Dorje hatte unsere Ankunft am Gipfel bereits dem Expeditionsleiter ins vorgeschobene Basislager gemeldet. Er beglückwünschte mich über Funk und gab uns fünfzehn Minuten auf dem Gipfel, dann sollten wir den Rückweg antreten.
Ich fummelte meine Digitalkamera aus dem Overall und schoss ein paar Aufnahmen. Ein Rundumblick vom Gipfel. Um mich DIE Namen im Himalaya: Lothse, Nuptse, Ama Dablam, der Makalu, am Horizont aus dem Wolkenmeer herausschauend, der Kanchenjunga. Der helle Wahnsinn! Wie Leonardo DiCaprio breitete ich meine Arme aus und schrie wie verrückt. Unter mir, gut 2600 Meter unter mir und versteckt hinter dem Lhotse war der Island Peak, auf dem ich vor zwei Jahren stand. Ich machte noch eine Aufnahme von Dorje und mir zusammen, dann brachen wir auf.

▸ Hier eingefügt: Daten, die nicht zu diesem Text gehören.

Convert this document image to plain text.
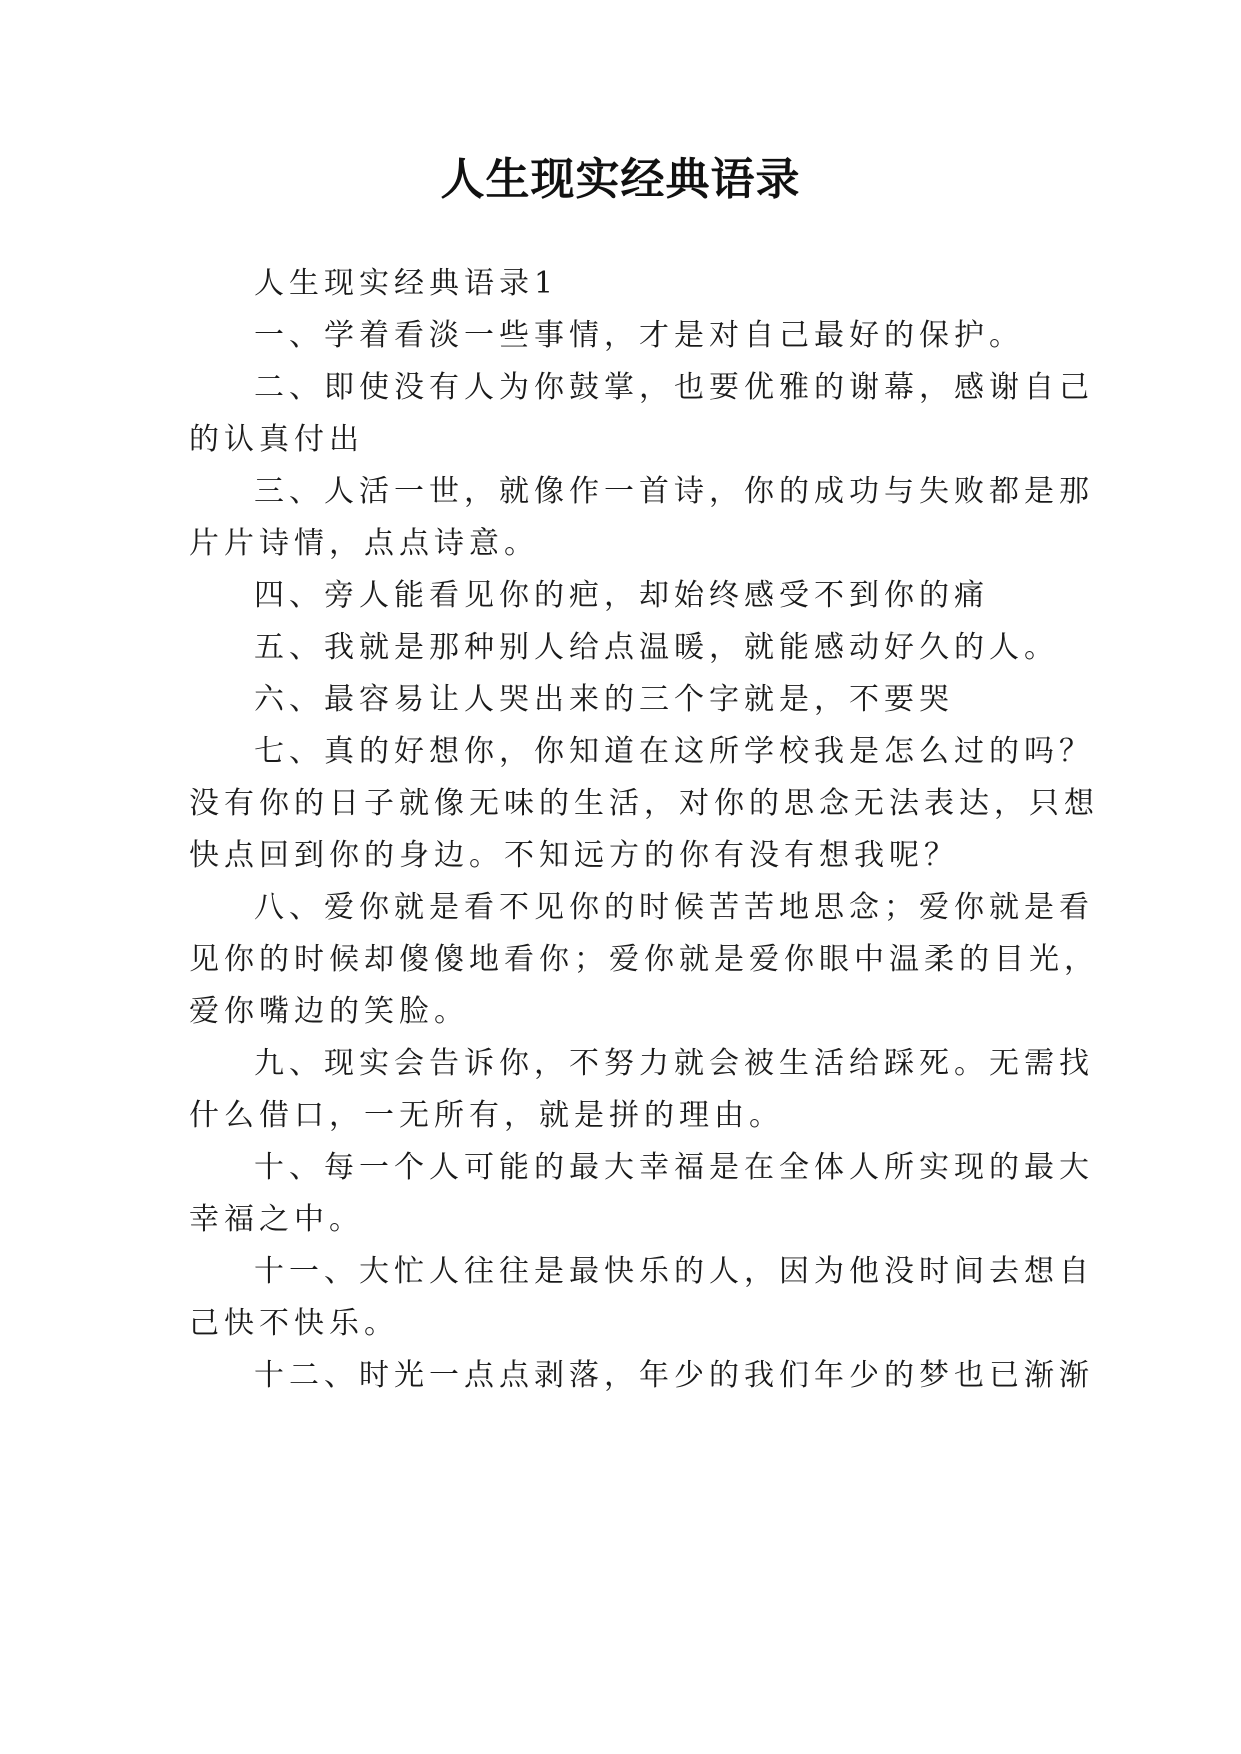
人生现实经典语录
人生现实经典语录1
一、学着看淡一些事情，才是对自己最好的保护。
二、即使没有人为你鼓掌，也要优雅的谢幕，感谢自己
的认真付出
三、人活一世，就像作一首诗，你的成功与失败都是那
片片诗情，点点诗意。
四、旁人能看见你的疤，却始终感受不到你的痛
五、我就是那种别人给点温暖，就能感动好久的人。
六、最容易让人哭出来的三个字就是，不要哭
七、真的好想你，你知道在这所学校我是怎么过的吗？
没有你的日子就像无味的生活，对你的思念无法表达，只想
快点回到你的身边。不知远方的你有没有想我呢？
八、爱你就是看不见你的时候苦苦地思念；爱你就是看
见你的时候却傻傻地看你；爱你就是爱你眼中温柔的目光，
爱你嘴边的笑脸。
九、现实会告诉你，不努力就会被生活给踩死。无需找
什么借口，一无所有，就是拼的理由。
十、每一个人可能的最大幸福是在全体人所实现的最大
幸福之中。
十一、大忙人往往是最快乐的人，因为他没时间去想自
己快不快乐。
十二、时光一点点剥落，年少的我们年少的梦也已渐渐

Noch auf der Gipfelpyramide kamen uns die anderen aus unserer Gruppe entgegen. Dorje und ich ließen sie vorbei, und jeder beglückwünschte mich zum Gipfelerfolg.

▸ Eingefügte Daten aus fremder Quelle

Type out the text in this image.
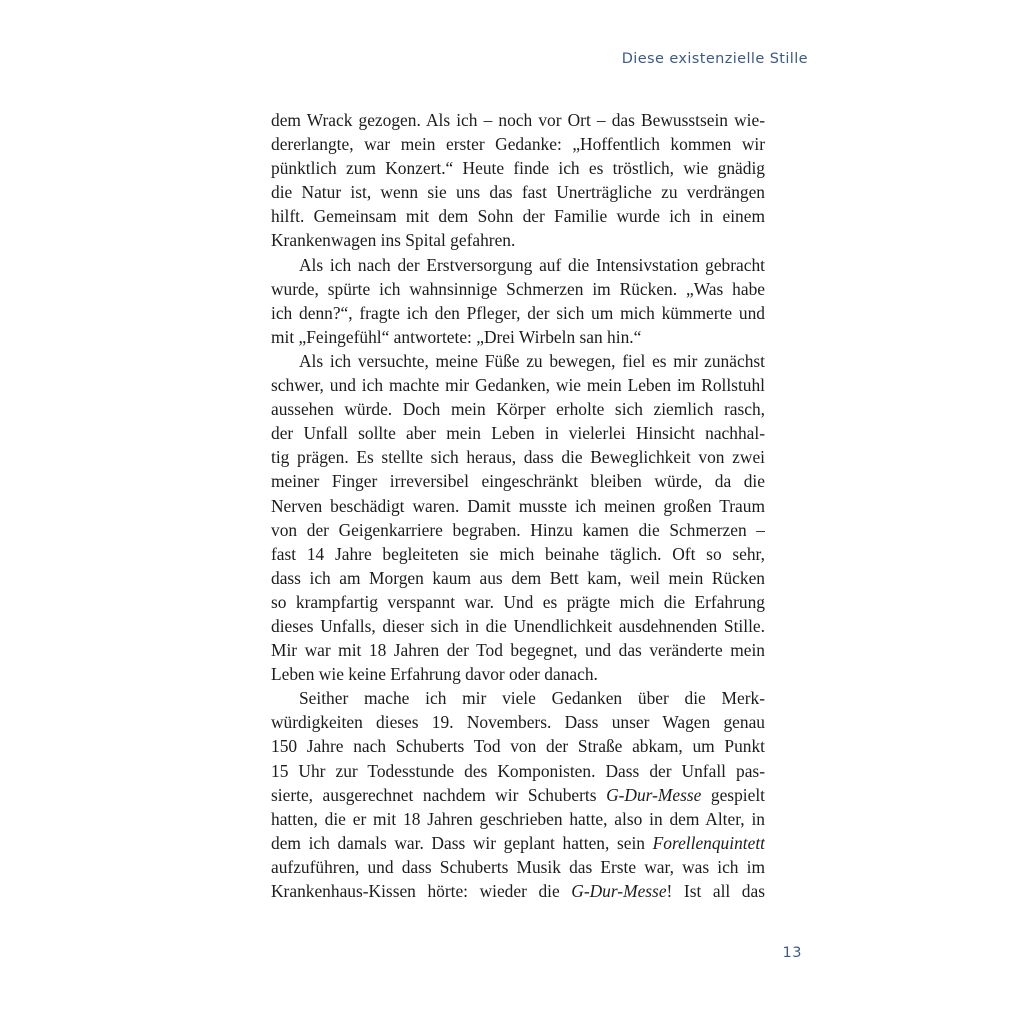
Diese existenzielle Stille
dem Wrack gezogen. Als ich – noch vor Ort – das Bewusstsein wie-
dererlangte, war mein erster Gedanke: „Hoffentlich kommen wir
pünktlich zum Konzert.“ Heute finde ich es tröstlich, wie gnädig
die Natur ist, wenn sie uns das fast Unerträgliche zu verdrängen
hilft. Gemeinsam mit dem Sohn der Familie wurde ich in einem
Krankenwagen ins Spital gefahren.
Als ich nach der Erstversorgung auf die Intensivstation gebracht
wurde, spürte ich wahnsinnige Schmerzen im Rücken. „Was habe
ich denn?“, fragte ich den Pfleger, der sich um mich kümmerte und
mit „Feingefühl“ antwortete: „Drei Wirbeln san hin.“
Als ich versuchte, meine Füße zu bewegen, fiel es mir zunächst
schwer, und ich machte mir Gedanken, wie mein Leben im Rollstuhl
aussehen würde. Doch mein Körper erholte sich ziemlich rasch,
der Unfall sollte aber mein Leben in vielerlei Hinsicht nachhal-
tig prägen. Es stellte sich heraus, dass die Beweglichkeit von zwei
meiner Finger irreversibel eingeschränkt bleiben würde, da die
Nerven beschädigt waren. Damit musste ich meinen großen Traum
von der Geigenkarriere begraben. Hinzu kamen die Schmerzen –
fast 14 Jahre begleiteten sie mich beinahe täglich. Oft so sehr,
dass ich am Morgen kaum aus dem Bett kam, weil mein Rücken
so krampfartig verspannt war. Und es prägte mich die Erfahrung
dieses Unfalls, dieser sich in die Unendlichkeit ausdehnenden Stille.
Mir war mit 18 Jahren der Tod begegnet, und das veränderte mein
Leben wie keine Erfahrung davor oder danach.
Seither mache ich mir viele Gedanken über die Merk-
würdigkeiten dieses 19. Novembers. Dass unser Wagen genau
150 Jahre nach Schuberts Tod von der Straße abkam, um Punkt
15 Uhr zur Todesstunde des Komponisten. Dass der Unfall pas-
sierte, ausgerechnet nachdem wir Schuberts G-Dur-Messe gespielt
hatten, die er mit 18 Jahren geschrieben hatte, also in dem Alter, in
dem ich damals war. Dass wir geplant hatten, sein Forellenquintett
aufzuführen, und dass Schuberts Musik das Erste war, was ich im
Krankenhaus-Kissen hörte: wieder die G-Dur-Messe! Ist all das
13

Je weiter wir nach unten kamen, desto mehr Bergsteiger anderer Expeditionen kamen uns entgegen. Am Third Step mussten wir kurz warten ehe wir unseren Abstieg fortsetzen konnten. Es begann jetzt etwas, dass ich im Grunde hasste wie die Pest: das vorbeilassen des Gegenverkehrs! Der Pfad auf dem man sich entlang der Fixseile bewegte war kaum breiter als zwei nebeneinander stehende Füße, vielleicht 40 cm. Um einen entgegenkommenden Bergsteiger vorbeizulassen, beziehungsweise um an einem solchen Vorbeikommen, wenn dieser einen vorbeiließ, musste man sich zwangsläufig aus dem Fixseil aushaken. Anders als bei den Klettersteiggurten, wo man zwei Karabiner hatte, von denen immer mindestens einer im Sicherungsseil war, hatte man bei diesen Gurten nur ein Seil mit Karabiner am Hüftgurt. Man war also für einen Moment ungesichert. Die Tatsache, dass es hier auf dem Grat hinter mir dreitausend Meter nach unten ging, machte mir bei diesen Überholmanövern echt Sorgen!

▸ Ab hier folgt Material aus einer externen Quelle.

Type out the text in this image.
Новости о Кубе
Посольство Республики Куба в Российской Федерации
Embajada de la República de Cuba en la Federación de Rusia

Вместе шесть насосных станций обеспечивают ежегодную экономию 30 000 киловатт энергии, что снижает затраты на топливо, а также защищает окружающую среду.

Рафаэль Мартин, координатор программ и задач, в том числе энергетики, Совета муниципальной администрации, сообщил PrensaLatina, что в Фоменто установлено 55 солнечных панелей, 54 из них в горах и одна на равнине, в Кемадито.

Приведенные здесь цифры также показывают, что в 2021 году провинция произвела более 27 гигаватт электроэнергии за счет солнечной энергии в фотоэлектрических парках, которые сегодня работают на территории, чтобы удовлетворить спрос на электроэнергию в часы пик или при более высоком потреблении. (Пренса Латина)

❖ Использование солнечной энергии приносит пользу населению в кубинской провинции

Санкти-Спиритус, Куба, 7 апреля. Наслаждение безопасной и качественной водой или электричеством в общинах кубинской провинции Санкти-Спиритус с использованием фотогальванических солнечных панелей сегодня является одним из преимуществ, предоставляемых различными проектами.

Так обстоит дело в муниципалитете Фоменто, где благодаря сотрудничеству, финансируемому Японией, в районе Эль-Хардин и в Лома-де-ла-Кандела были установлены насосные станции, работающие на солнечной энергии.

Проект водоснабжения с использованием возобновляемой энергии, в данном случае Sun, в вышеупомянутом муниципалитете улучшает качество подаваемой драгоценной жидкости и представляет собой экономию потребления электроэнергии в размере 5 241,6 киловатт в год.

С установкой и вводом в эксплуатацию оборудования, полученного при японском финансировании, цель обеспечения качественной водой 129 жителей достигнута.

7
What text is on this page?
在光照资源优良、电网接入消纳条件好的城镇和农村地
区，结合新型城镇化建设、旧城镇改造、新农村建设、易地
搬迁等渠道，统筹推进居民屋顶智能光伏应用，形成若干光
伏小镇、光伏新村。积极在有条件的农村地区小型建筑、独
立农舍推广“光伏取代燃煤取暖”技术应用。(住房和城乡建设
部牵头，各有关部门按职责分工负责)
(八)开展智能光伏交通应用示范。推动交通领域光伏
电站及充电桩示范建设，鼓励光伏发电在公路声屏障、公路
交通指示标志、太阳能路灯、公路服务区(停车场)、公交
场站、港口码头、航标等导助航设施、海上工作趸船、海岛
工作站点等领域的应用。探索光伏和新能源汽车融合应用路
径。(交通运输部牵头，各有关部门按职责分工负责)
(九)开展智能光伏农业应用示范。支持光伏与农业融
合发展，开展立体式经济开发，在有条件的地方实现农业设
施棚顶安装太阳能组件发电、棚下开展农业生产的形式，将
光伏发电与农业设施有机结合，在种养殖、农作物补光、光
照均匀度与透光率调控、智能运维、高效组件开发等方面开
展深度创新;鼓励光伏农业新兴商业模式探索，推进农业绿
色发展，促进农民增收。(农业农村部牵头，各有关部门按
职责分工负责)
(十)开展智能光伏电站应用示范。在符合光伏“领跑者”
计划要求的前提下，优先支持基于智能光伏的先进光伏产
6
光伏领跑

Am Second Step dann der unvermeidliche Stau aufsteigender Bergsteiger. Für uns auf dem Weg nach unten hieß das Warten. Hier in 8600 m Höhe nichts Schönes. Die Temperatur lag aktuell bei – 29 Grad mit einem leichten Wind. Es dauerte nicht lange, und ich begann zu frösteln. Und das war nicht gut! Um Sauerstoff zu sparen, wurde der Regler bis auf ein vertretbares Maß heruntergedreht. Dadurch dass man weniger Sauerstoff bekam, wurde einem noch kälter.
Eine dreiviertel Stunde mussten wir warten ehe wir eine Lücke nutzen konnten um auf die Leiter zu steigen. In dieser zeit waren nicht weniger als 24 Bergsteiger an mir vorbei gezogen.
Auf die Leiter steigen hört sich einfach an, ist es aber keineswegs. Die senkrechte Steilstufe die durch die Leiter überbrückt wird macht es notwendig, dass man sich bäuchlings hinlegt und die Beine über den Abgrund schwingt. Man tastet dann mit den Füßen nach dieser Aluleiter. Kein gutes Gefühl. Hat man sich dann mit den Stegeisen die Aluleiter runtergewurschtelt, steht man in der Regel schon vor dem Nächsten auf dem Weg nach oben.
Unser nächstes Ziel war der Mushroom Rock, wo wieder die Flaschen getauscht wurden. Auf dem Weg dorthin kam uns eine chinesische Expedition entgegen. Die waren in den letzten Tagen durch ihren Dilletantismus und ihrem Auftreten der kommerziellen Expeditionen negativ aufgefallen. Sie war größtenteils aus Militärangehörigen zusammengesetzt und nicht wenige hier am Berg bezweifelten dass die wenigsten irgendeine alpine Erfahrung hatten. Ich beschloss mich gegen den Hang zu lehnen und den Chinesen das Vorbeigehen mit der damit verbundenen Gefahr zu überlassen.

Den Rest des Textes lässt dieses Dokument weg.